Who is ‘Satoshi Nakamoto,’ the pseudonym used by the person or persons who developed Bitcoin?

According to a U.S. court, Satoshi Nakamoto is Australian computer scientist Craig Wright, who claims to be the inventor of the world’s biggest digital coin. A jury in a Miami, Florida court has found in favour of Mr. Wright, who claimed in a 2016 blog post that he is Satoshi Nakamoto and the inventor of Bitcoin.

Many in the cryptocurrency community remain skeptical of Wright’s claim because he has not cashed in any of the early Bitcoin presumed to have been mined by Satoshi Nakamoto. However, the jury in Miami sided with Wright in a case that pitted him against the family of his late business partner and computer forensics expert, David Kleiman.

At stake was half of the 1.1 million Bitcoin mined and held by Satoshi Nakamoto, a store that’s currently worth about $54 billion U.S. The estate also claimed rights to some of the intellectual property behind early blockchain technology.

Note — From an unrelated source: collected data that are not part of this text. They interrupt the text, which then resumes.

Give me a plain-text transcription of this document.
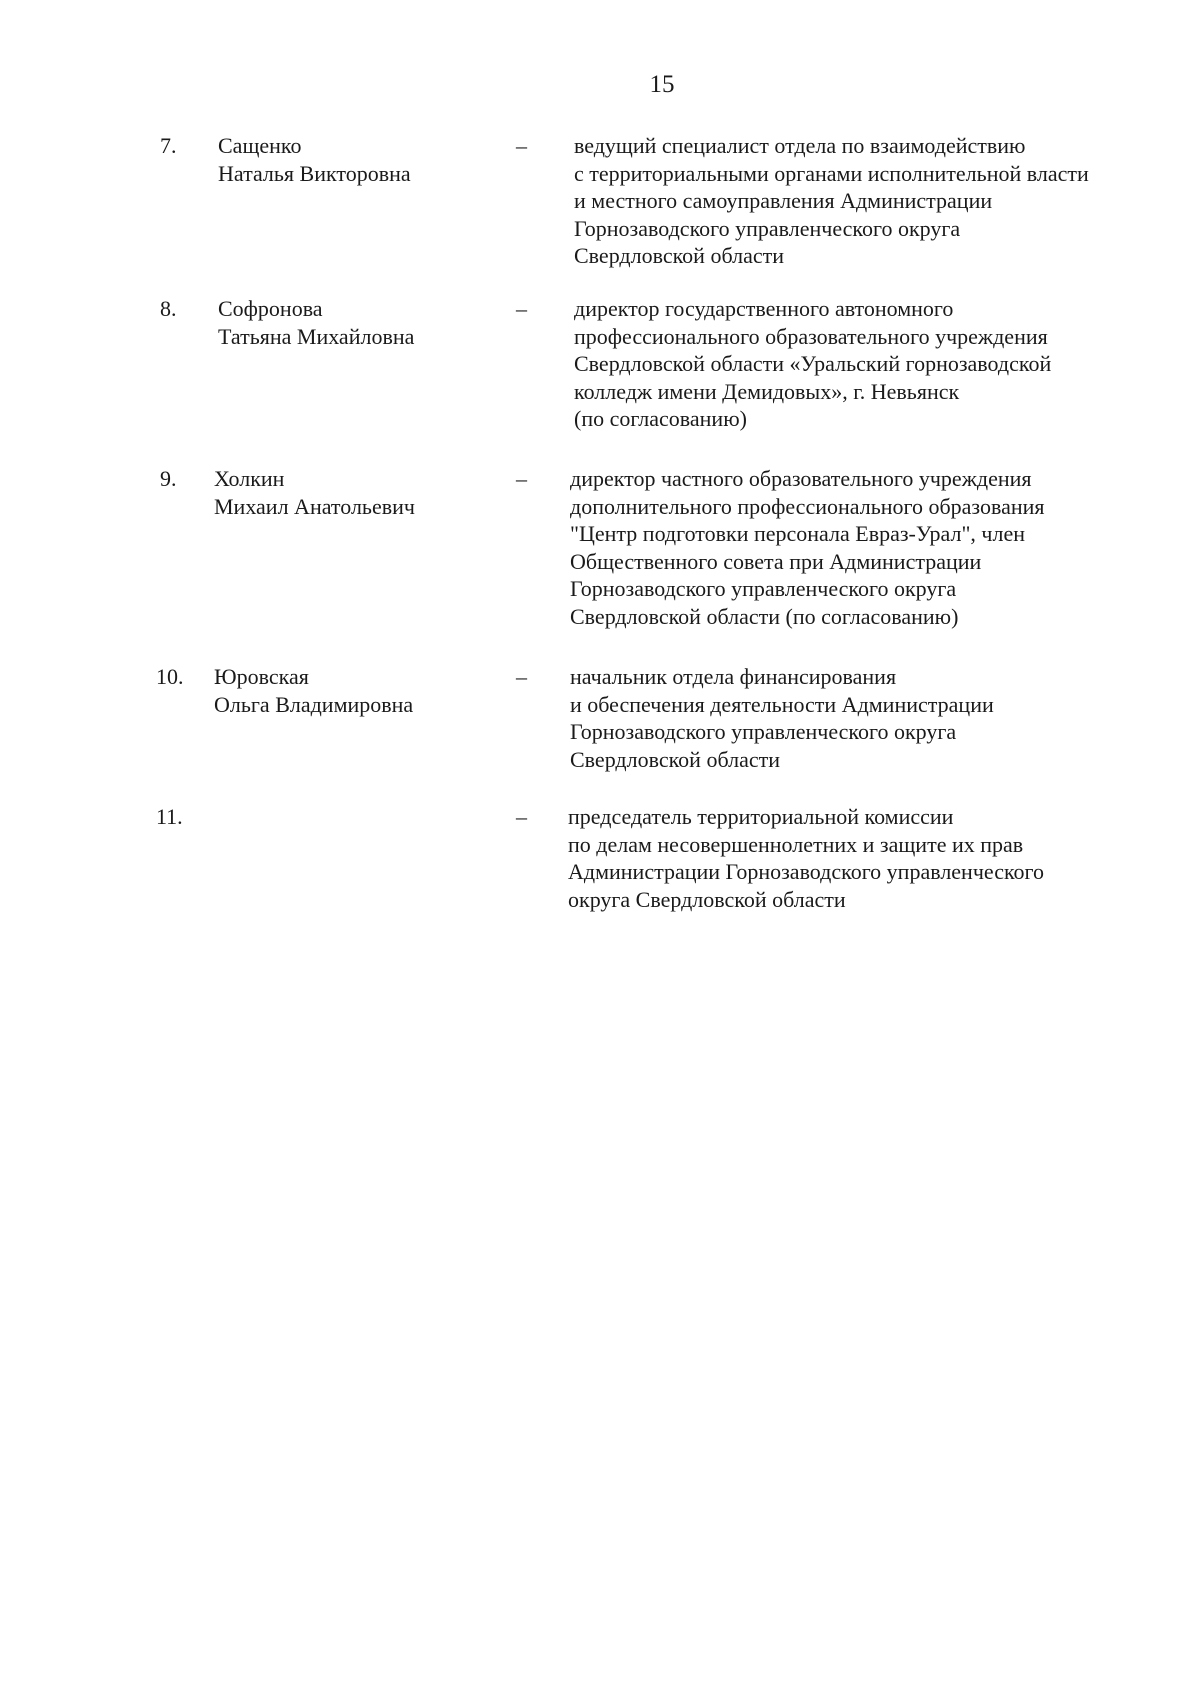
15
7. Сащенко
Наталья Викторовна
– ведущий специалист отдела по взаимодействию
с территориальными органами исполнительной власти
и местного самоуправления Администрации
Горнозаводского управленческого округа
Свердловской области
8. Софронова
Татьяна Михайловна
– директор государственного автономного
профессионального образовательного учреждения
Свердловской области «Уральский горнозаводской
колледж имени Демидовых», г. Невьянск
(по согласованию)
9. Холкин
Михаил Анатольевич
– директор частного образовательного учреждения
дополнительного профессионального образования
"Центр подготовки персонала Евраз-Урал", член
Общественного совета при Администрации
Горнозаводского управленческого округа
Свердловской области (по согласованию)
10. Юровская
Ольга Владимировна
– начальник отдела финансирования
и обеспечения деятельности Администрации
Горнозаводского управленческого округа
Свердловской области
11.	– председатель территориальной комиссии
по делам несовершеннолетних и защите их прав
Администрации Горнозаводского управленческого
округа Свердловской области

The prosecution argued that Kleiman was a co-creator of Bitcoin, alongside Wright, entitling him to half of Satoshi’s Nakamoto’s fortune. A federal jury in West Palm Beach, Florida disagreed and sided with Wright and declined to award any of the Bitcoin to Kleiman’s estate.

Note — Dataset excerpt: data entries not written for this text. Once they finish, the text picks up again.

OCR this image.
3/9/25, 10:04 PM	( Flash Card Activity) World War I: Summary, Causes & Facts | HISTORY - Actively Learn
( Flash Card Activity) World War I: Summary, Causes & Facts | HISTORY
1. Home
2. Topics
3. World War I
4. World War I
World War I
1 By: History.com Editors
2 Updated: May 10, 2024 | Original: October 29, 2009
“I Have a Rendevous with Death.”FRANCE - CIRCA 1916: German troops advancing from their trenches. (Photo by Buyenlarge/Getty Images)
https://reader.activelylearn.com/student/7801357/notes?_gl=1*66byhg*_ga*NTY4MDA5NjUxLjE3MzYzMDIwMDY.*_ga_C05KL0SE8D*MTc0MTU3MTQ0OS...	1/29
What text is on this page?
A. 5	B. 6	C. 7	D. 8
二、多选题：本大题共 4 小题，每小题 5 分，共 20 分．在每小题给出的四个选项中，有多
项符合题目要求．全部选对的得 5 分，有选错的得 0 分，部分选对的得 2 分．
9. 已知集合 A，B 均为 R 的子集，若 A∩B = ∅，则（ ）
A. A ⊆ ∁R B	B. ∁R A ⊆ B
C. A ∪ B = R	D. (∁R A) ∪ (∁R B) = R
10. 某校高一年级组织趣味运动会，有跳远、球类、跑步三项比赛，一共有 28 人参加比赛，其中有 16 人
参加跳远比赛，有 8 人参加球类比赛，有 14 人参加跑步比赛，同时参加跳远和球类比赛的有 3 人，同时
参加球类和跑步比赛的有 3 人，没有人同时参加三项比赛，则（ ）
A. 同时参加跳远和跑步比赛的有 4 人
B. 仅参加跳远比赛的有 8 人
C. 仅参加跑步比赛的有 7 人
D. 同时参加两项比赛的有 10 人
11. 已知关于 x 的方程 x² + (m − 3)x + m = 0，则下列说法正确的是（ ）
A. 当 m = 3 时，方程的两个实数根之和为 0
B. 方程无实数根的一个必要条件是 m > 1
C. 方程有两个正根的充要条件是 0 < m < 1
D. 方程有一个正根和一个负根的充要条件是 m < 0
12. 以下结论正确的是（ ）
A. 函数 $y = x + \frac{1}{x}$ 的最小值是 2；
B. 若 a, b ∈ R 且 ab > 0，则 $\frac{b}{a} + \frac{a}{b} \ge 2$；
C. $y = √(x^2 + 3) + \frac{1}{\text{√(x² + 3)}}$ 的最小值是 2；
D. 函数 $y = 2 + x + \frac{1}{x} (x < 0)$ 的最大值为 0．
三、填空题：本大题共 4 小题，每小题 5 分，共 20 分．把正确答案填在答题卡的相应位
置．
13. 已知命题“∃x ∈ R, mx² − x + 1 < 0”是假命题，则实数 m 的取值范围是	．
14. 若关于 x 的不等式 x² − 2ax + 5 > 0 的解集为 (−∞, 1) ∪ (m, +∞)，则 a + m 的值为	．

However, Wright was ordered to pay $100 million U.S. in compensatory damages over a breach in intellectual property rights related to W&K Info Defense Research LLC, a joint venture between the two men. That money will go to W&K directly, rather than to the Kleiman estate.

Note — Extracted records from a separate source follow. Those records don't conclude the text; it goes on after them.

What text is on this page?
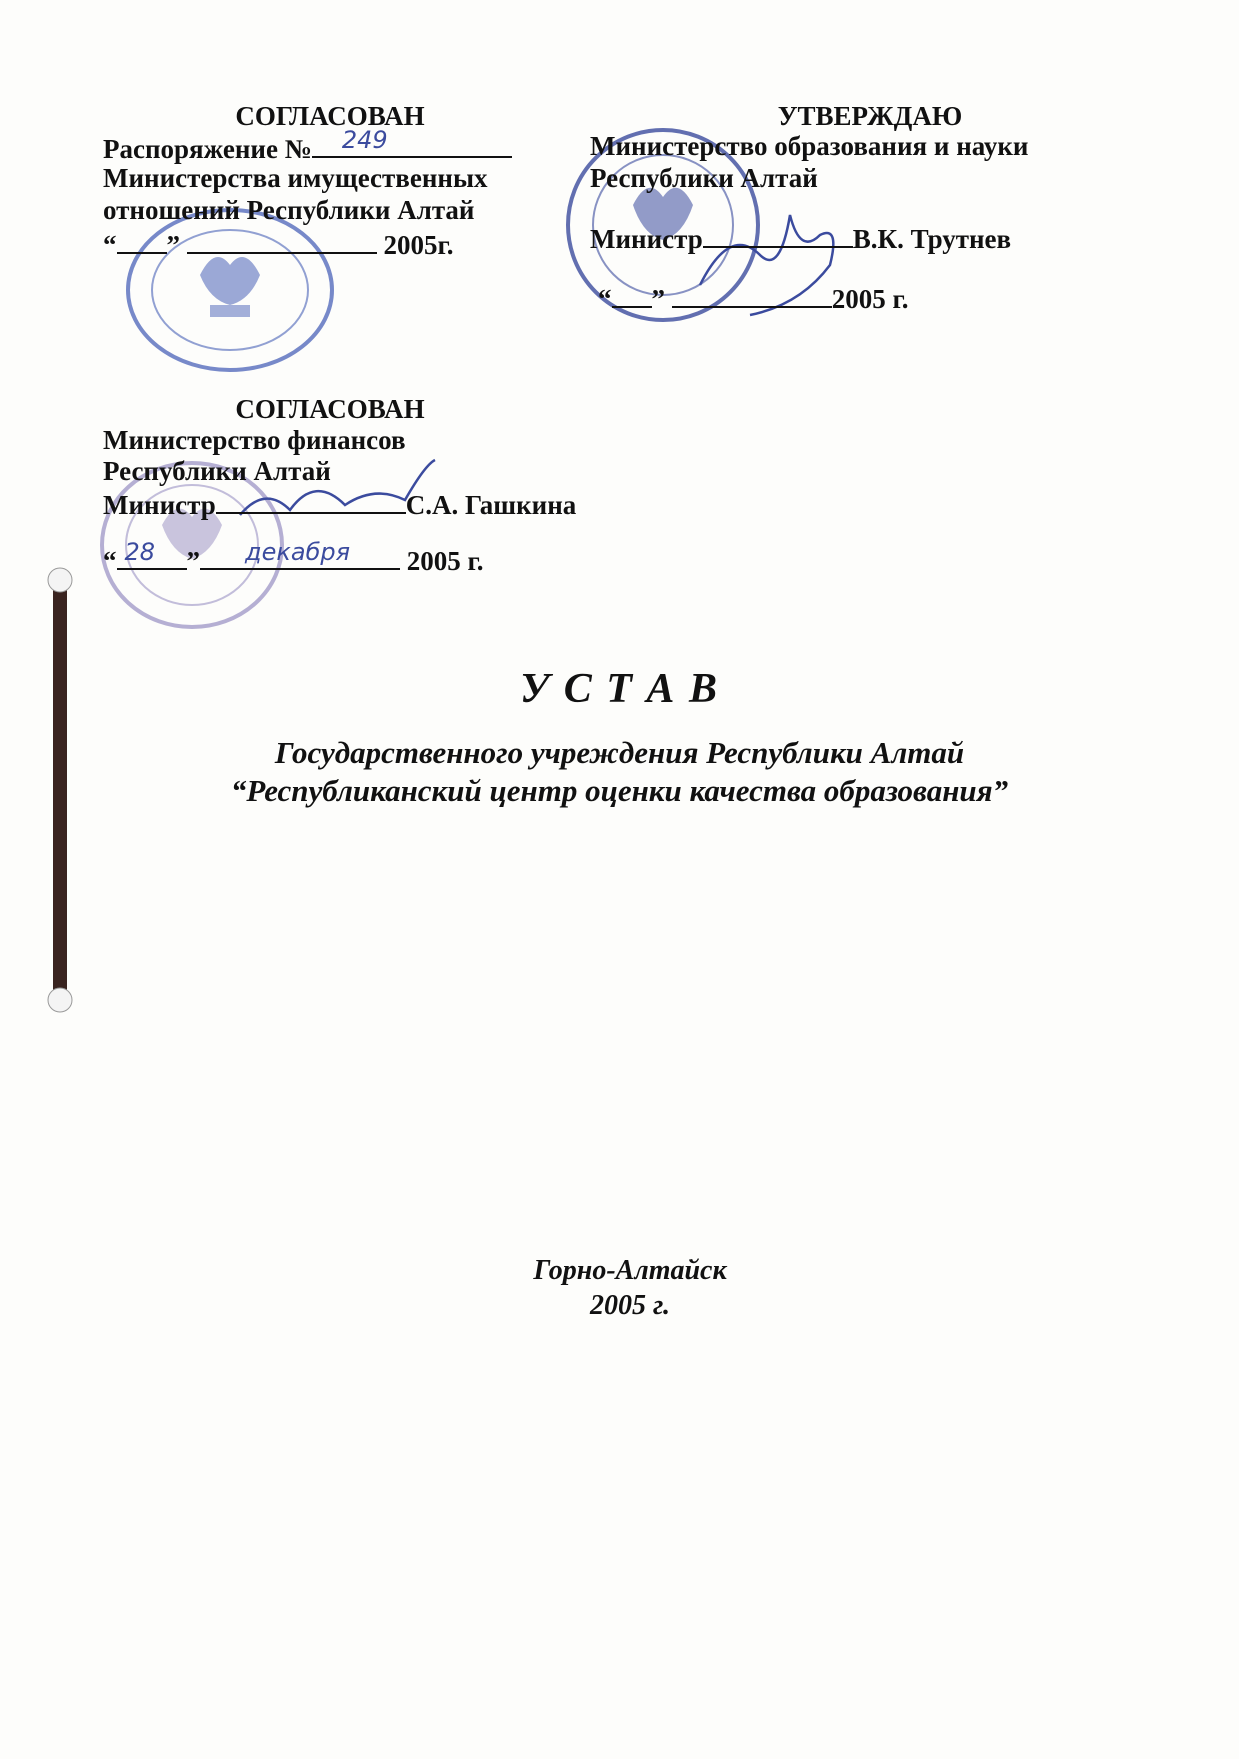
СОГЛАСОВАН
Распоряжение № 249
Министерства имущественных
отношений Республики Алтай
“ ”	2005г.
УТВЕРЖДАЮ
Министерство образования и науки
Республики Алтай
Министр	В.К. Трутнев
“ ”	2005 г.
СОГЛАСОВАН
Министерство финансов
Республики Алтай
Министр	С.А. Гашкина
“ 28 ” декабря 2005 г.
У С Т А В
Государственного учреждения Республики Алтай
“Республиканский центр оценки качества образования”
Горно-Алтайск
2005 г.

In 2008, just as the global financial crisis was taking hold, Satoshi Nakamoto published a nine-page white paper detailing a vision for Bitcoin, a “peer-to-peer electronic cash system” that would function outside the reach of governments. A few months later, Satoshi Nakamoto released software that allowed users to mine for the world’s first cryptocurrency.

Mining for cryptocurrencies is the computationally intensive process by which new tokens are created and transactions of existing digital coins are verified. In the early days of Bitcoin, it was possible to mine for it on a home computer. Today, the process requires specialized equipment and is mostly done by professionals.

Satoshi Nakamoto, who could be one person or a consortium of coders, remained involved in Bitcoin until 2011, at which point he abruptly left the project after emailing a fellow developer to say that they had “moved on to other things.” Before vanishing, the enigmatic creator is believed to have mined as many as 1.1 million Bitcoin.

Had Wright lost the case, he would have had to produce the Satoshi Nakamoto cache of Bitcoins to pay the estate. But Wright did say that he would prove his ownership were he to win at trial. He also promised to donate much of his Bitcoin fortune to charity if victorious in court.